The software informs the watchdog in regular intervals that it is still working properly. If the watchdog is not informed it means that the software does not work as specified anymore. Then the watchdog resets the system to a defined state. During the reset the device is not able to process data and does not react to calls.

The Atmel ATMega16 owns a separate clock for the watchdog. To assure operating safety the watchdog can only be disabled by setting three specific bits within four clock cycles.

As the strategy to reset the watchdog timer is very important two requirements have to be attended:

The watchdog may only be reseted if all routines work properly.

The reset must be executed as quick as possible.

Simple activation of the watchdog and regular resets of the timer do not make optimal use of a watchdog. For best results the refresh cycle of the timer must be set as short as possible and called from the main() function, so a reset can be performed before damage is caused or an error occurred. If a microcontroller does not have an internal watchdog a similar functionality can be implemented by the use of a timer interrupt.

Brown-Out

A Brown-Out circuit is a control for monitoring the VCC level during operation by comparing it to a fixed trigger level. The ATmega16 has an On-Chip Brown-Out Detection (BOD). The trigger level for the BOD can be selected by the fuse BODLEVEL to be 2.7V (BODLEVEL unprogrammed), or 4.0V (BODLEVEL programmed). When VCC decreases to a value below the trigger level, the Brown-out Reset is immediately activated. When VCC increases above the trigger level, the delay counter starts the MC after the Time-out period.
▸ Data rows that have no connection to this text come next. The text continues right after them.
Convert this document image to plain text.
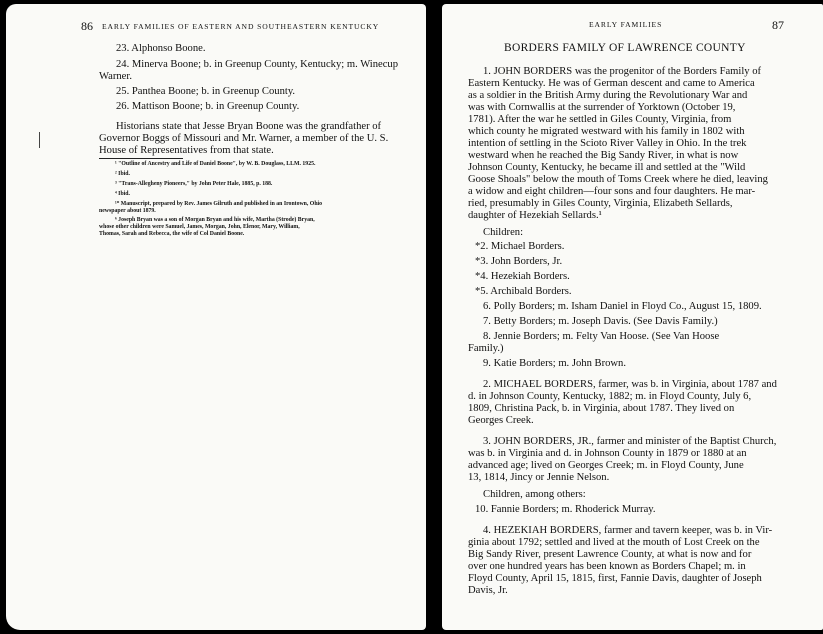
86 EARLY FAMILIES OF EASTERN AND SOUTHEASTERN KENTUCKY
23. Alphonso Boone.
24. Minerva Boone; b. in Greenup County, Kentucky; m. Winecup
Warner.
25. Panthea Boone; b. in Greenup County.
26. Mattison Boone; b. in Greenup County.
Historians state that Jesse Bryan Boone was the grandfather of
Governor Boggs of Missouri and Mr. Warner, a member of the U. S.
House of Representatives from that state.
¹ "Outline of Ancestry and Life of Daniel Boone", by W. B. Douglass, LLM. 1925.
² Ibid.
³ "Trans-Allegheny Pioneers," by John Peter Hale, 1885, p. 188.
⁴ Ibid.
¹⁰ Manuscript, prepared by Rev. James Gilruth and published in an Irontown, Ohio
newspaper about 1879.
⁶ Joseph Bryan was a son of Morgan Bryan and his wife, Martha (Strode) Bryan,
whose other children were Samuel, James, Morgan, John, Elenor, Mary, William,
Thomas, Sarah and Rebecca, the wife of Col Daniel Boone.
EARLY FAMILIES	87
BORDERS FAMILY OF LAWRENCE COUNTY
1. JOHN BORDERS was the progenitor of the Borders Family of
Eastern Kentucky. He was of German descent and came to America
as a soldier in the British Army during the Revolutionary War and
was with Cornwallis at the surrender of Yorktown (October 19,
1781). After the war he settled in Giles County, Virginia, from
which county he migrated westward with his family in 1802 with
intention of settling in the Scioto River Valley in Ohio. In the trek
westward when he reached the Big Sandy River, in what is now
Johnson County, Kentucky, he became ill and settled at the "Wild
Goose Shoals" below the mouth of Toms Creek where he died, leaving
a widow and eight children—four sons and four daughters. He mar-
ried, presumably in Giles County, Virginia, Elizabeth Sellards,
daughter of Hezekiah Sellards.¹
Children:
*2. Michael Borders.
*3. John Borders, Jr.
*4. Hezekiah Borders.
*5. Archibald Borders.
6. Polly Borders; m. Isham Daniel in Floyd Co., August 15, 1809.
7. Betty Borders; m. Joseph Davis. (See Davis Family.)
8. Jennie Borders; m. Felty Van Hoose. (See Van Hoose
Family.)
9. Katie Borders; m. John Brown.
2. MICHAEL BORDERS, farmer, was b. in Virginia, about 1787 and
d. in Johnson County, Kentucky, 1882; m. in Floyd County, July 6,
1809, Christina Pack, b. in Virginia, about 1787. They lived on
Georges Creek.
3. JOHN BORDERS, JR., farmer and minister of the Baptist Church,
was b. in Virginia and d. in Johnson County in 1879 or 1880 at an
advanced age; lived on Georges Creek; m. in Floyd County, June
13, 1814, Jincy or Jennie Nelson.
Children, among others:
10. Fannie Borders; m. Rhoderick Murray.
4. HEZEKIAH BORDERS, farmer and tavern keeper, was b. in Vir-
ginia about 1792; settled and lived at the mouth of Lost Creek on the
Big Sandy River, present Lawrence County, at what is now and for
over one hundred years has been known as Borders Chapel; m. in
Floyd County, April 15, 1815, first, Fannie Davis, daughter of Joseph
Davis, Jr.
The BOD circuit will only detect a drop in VCC if the voltage stays below the trigger level for longer than 2µs. The trigger level has a hysteresis to ensure spike free Brown-out Detection.

If the Brown-Out Detector is not needed in the application this module should be turned off. If the Brown-out Detector is enabled it will be enabled in all sleep modes, and hence, always consume power. In the deeper sleep modes, this will contribute significantly to the total current consumption.

Note

^ Latch-up - also known as Single Event Latch-up (SEL) - is a short circuit of VDD (positive power supply) and VSS (negative power supply). The latch-up is caused by parasitic transistors (transistors that cannot be activated during normal operating conditions) of CMOS circuits. Strong transient disturbances can activate transistors and thermally destroy the device.
^ MISRA (The Motor Industry Software Reliability Association) provides assistance to the automotive industry in the application and creation within vehicle systems of safe and reliable software.
^ Watchdog: In general the term watchdog is used for a system component which observes the function of other components. It especially ensures that microcontroller controlled devices do not completely fail if a software error occurs. A watchdog can be implemented in software or in hardware. Hardware watchdogs are usually based on a monostable timer and can be subdivided in internal and external watchdog.